Recently, the retailer has been buffeted by the likes of Walgreens, Rite Aid and Wal-Mart Stores jockeying for sales of medications and healthcare services. Today’s drugstores compete with doctors and healthcare clinics as well as with retailers like Sephora and Ulta in beauty, and of course, general merchandisers like Target (and, increasingly, Amazon) in consumer goods. The retailer may also be wary of the proposed merger between rivals Walgreens and Rite Aid.

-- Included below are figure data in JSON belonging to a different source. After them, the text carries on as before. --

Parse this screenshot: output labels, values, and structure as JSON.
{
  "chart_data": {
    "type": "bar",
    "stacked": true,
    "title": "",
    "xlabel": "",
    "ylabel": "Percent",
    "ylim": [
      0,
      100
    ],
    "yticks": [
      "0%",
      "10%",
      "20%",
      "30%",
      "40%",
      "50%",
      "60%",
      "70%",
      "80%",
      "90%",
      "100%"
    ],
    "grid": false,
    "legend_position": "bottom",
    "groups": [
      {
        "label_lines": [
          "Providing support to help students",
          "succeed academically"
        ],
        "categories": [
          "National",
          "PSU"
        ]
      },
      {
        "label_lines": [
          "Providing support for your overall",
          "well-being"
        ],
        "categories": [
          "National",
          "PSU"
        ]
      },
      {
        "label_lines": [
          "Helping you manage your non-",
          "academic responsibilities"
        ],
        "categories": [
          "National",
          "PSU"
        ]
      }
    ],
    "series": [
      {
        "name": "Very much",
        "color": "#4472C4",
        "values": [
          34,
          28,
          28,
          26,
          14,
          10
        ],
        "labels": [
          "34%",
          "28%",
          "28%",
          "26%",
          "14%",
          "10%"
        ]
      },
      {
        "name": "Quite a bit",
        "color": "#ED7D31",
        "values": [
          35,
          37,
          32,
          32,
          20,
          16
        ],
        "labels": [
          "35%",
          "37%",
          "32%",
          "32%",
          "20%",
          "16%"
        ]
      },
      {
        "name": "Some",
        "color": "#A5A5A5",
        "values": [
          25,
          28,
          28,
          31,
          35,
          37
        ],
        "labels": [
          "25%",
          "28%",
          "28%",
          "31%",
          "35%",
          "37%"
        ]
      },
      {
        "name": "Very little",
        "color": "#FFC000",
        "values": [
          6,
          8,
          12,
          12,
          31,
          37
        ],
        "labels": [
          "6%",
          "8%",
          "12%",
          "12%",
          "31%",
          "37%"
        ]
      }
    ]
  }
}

An uptick in lower-priced generic pharmacy sales and a decline in store traffic muted CVS Health in its previous quarter. Sales grew 2.1% in Q2, missing analyst expectations for a 2.5% rise and trailing well behind the 4.2% increase that CVS posted in the first quarter of this year. Non-pharmacy same-store sales fell 2.5% in Q2, the company added. The drugstore retailer is due to release its third quarter results next week.
While the Affordable Care Act has expanded some opportunities for drugstore retailers to offer more medical services, the law has also helped lower some healthcare costs, as it was intended to do, which could hit retail sales. CVS also left a lot of money on the table when it ceased sales of tobacco products two years ago.
On the plus side, the retailer took over Target’s entire pharmacy business last year, and that seemed to give CVS an easy way to expand its store base and clinic operations. However, many Target pharmacy customers are irritated that CVS did away with Target’s innovative medication labeling system. CVS now owns the system, which helps curtail medication errors and makes the bottles and labels easier to read and use, but it has said that it doesn't want different labeling systems at different stores, and defaulted to its previous method. Bringing the so-called ClearRx to all stores could perhaps differentiate its pharmacy operations for customers.